One small challenge is the naming. I wanted a representation of the bond graph in the name. Informatics knows all about graphs and there's also a format for specifying them: graph6. There's even tools and websites to generate all (connected) graphs up to certain vertex count: See the [House of Graphs] and [nauty], on searching and generating graphs. I've added a small action to MoleCuilder that gives the currently selected molecule in graph6 representation and that uses BFS to give the element list starting from the least-connected non-hydrogen atom (ignoring hydrogens).
Let me show you the result for N=1.
graph6 | elements | chemical formula | molecule name | energy [Ht] | largest force [Ht] | num neg EV | configuration |
Ds_ | C | CH4 | Methane | -40.181 | 5.06882e-10 2.80043e-10 6.06817e-10 | 18 | |
Cs | N | NH3 | Ammonia | -56.166 | 2.02605e-05 2.88662e-05 4.92678e-05 | 16 | |
Bo | O | OH2 | Water | -75.985 | 8.22233e-09 1.18472e-08 2.90999e-11 | 14 |
You find the graph6 string (of full graph including hydrogens) first, then the list of elements, the chemical formula and the molecule's name.
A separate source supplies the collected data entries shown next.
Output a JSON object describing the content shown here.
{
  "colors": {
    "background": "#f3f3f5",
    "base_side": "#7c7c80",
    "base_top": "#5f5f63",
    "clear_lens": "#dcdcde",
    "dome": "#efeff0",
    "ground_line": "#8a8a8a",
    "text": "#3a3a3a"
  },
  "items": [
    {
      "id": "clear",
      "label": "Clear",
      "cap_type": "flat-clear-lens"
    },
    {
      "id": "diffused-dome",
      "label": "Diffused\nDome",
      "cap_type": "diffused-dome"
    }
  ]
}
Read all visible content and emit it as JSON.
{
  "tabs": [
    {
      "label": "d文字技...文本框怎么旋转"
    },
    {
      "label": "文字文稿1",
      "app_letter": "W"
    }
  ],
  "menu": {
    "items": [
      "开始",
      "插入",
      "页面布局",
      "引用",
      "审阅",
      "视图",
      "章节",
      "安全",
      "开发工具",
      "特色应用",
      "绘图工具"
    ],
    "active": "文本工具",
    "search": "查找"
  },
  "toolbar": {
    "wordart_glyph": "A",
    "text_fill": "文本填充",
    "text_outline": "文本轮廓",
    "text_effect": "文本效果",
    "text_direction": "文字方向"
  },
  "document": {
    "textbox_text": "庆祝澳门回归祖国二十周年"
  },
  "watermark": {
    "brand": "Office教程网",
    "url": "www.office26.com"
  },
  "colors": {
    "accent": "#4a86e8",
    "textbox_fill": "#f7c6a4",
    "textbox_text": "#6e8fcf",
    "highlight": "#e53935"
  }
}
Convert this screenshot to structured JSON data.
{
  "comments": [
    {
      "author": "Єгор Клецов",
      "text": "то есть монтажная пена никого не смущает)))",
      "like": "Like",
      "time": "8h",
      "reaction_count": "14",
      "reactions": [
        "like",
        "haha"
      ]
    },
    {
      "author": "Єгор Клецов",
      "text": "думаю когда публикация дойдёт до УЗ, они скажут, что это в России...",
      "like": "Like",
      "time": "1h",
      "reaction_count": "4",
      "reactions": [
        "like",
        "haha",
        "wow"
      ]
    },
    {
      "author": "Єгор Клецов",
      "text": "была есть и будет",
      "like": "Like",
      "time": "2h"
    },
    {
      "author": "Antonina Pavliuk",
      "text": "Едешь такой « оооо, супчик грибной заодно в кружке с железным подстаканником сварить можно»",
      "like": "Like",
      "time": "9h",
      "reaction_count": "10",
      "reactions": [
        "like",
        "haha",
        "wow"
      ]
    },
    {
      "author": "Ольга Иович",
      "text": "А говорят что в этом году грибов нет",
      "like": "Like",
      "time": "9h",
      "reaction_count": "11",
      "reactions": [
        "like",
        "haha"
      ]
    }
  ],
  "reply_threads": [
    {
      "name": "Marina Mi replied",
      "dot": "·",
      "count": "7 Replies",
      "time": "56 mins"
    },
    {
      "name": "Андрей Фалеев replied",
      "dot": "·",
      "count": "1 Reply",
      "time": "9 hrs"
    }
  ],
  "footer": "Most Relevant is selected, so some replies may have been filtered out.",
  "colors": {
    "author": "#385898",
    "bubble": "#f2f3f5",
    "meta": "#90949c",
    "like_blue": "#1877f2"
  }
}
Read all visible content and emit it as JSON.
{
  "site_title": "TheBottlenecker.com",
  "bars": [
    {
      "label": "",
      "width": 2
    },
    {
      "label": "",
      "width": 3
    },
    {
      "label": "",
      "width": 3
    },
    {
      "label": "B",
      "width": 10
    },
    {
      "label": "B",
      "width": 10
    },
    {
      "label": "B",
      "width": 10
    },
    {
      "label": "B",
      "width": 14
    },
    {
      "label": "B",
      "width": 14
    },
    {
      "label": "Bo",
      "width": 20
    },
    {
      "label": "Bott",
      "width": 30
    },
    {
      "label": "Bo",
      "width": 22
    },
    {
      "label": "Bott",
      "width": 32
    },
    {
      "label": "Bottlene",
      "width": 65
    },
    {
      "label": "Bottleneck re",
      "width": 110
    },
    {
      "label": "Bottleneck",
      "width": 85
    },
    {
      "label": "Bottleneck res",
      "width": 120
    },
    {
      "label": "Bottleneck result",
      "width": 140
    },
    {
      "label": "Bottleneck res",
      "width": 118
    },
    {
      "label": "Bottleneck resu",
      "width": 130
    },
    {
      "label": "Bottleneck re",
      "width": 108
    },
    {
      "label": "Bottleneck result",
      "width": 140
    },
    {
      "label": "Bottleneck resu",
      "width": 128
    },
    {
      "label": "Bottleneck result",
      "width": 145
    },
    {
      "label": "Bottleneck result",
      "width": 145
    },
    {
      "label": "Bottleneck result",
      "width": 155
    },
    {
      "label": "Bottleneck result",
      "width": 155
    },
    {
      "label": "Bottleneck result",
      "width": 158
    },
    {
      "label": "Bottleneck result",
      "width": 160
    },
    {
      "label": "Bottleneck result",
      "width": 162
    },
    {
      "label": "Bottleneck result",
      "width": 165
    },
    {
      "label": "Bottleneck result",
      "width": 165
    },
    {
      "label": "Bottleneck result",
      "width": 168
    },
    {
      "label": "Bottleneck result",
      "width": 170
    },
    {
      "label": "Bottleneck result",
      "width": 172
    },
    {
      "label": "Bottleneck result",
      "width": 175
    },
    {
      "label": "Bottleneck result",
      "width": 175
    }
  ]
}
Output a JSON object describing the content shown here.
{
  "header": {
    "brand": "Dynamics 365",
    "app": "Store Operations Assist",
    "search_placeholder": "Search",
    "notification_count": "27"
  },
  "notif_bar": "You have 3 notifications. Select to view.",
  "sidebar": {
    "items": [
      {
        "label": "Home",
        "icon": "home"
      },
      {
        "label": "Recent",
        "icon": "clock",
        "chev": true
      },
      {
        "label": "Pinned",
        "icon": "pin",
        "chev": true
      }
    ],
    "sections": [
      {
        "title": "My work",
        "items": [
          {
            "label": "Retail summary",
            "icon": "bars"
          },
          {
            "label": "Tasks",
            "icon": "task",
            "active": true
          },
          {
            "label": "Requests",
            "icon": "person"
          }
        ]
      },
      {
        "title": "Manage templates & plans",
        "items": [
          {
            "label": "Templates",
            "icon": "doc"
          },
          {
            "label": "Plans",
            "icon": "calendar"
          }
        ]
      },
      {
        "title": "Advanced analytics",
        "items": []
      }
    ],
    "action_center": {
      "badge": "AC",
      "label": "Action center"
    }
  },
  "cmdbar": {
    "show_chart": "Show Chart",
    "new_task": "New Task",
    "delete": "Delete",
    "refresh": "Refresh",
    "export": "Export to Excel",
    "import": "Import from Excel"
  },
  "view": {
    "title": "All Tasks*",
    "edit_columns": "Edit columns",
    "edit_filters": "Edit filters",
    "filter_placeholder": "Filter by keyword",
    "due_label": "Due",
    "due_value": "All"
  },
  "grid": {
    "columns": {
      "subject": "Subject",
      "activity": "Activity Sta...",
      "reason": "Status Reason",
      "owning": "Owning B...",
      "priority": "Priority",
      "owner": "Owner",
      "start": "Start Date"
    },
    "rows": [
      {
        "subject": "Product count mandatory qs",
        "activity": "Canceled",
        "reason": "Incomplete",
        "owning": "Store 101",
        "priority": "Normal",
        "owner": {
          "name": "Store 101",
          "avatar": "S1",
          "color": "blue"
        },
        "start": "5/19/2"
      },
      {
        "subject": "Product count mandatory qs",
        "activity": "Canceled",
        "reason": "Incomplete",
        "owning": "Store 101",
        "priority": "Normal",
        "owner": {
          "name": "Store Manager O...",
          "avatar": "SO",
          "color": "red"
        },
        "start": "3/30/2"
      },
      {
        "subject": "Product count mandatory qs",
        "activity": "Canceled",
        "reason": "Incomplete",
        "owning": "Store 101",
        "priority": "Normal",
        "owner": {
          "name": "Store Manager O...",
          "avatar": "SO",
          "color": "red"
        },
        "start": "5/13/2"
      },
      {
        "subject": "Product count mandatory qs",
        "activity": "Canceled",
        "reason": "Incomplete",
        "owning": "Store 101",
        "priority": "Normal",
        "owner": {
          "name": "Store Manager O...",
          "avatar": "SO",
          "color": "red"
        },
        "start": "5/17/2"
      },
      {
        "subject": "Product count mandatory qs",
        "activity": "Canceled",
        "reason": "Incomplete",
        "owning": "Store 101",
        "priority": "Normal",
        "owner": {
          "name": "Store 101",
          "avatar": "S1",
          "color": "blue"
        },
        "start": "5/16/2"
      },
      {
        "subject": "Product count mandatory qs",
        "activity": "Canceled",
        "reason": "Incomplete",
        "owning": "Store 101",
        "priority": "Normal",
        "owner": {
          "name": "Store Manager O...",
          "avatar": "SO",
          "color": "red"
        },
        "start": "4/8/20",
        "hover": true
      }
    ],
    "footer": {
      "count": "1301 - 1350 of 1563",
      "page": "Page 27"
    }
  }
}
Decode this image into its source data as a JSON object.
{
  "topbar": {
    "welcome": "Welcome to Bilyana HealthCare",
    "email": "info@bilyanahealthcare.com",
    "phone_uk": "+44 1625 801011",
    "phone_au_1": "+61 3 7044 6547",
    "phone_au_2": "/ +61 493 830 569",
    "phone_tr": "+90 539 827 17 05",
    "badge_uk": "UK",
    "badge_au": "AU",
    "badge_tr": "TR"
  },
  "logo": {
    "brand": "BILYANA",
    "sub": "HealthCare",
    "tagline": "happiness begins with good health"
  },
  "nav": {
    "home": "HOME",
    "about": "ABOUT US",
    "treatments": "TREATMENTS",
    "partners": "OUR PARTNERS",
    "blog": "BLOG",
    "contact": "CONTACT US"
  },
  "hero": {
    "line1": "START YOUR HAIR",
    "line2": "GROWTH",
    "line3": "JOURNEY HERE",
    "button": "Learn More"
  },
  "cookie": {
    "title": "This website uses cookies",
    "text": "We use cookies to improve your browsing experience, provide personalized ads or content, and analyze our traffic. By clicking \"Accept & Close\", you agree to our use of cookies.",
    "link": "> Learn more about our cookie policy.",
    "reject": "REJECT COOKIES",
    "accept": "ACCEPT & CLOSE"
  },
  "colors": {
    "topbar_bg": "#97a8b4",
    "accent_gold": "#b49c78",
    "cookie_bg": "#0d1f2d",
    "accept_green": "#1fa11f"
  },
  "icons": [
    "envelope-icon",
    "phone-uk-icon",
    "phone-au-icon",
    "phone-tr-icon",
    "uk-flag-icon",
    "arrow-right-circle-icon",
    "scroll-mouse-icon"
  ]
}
Moreover, I give the ground state energy (see below for details), the largest remaining force component per dimension and number of negative eigenvectors. Finally, a small graphical representation of the optimized structure (automated snapshot taken with molecuildergui using a small python script). The most important bit about this: It's completely automated. I'm just giving the parameters, run the whole experiment and the output is the above table.
Energy calculations have been done in 6-31G basis (mostly for reasons of computational ease, not accuracy) and either Closed-Shell Hartree-Fock (CLHF) or Moeller-Plesset Perturbation Theory second order (MBPT). As you see, O and C are well-optimized, N is not yet. However, my goal here is not to give accurate ground-state configurations and energies but just show what's possible.
The tables for N from 1 up till 3 are given in the attachments, where you also find the necessary script files.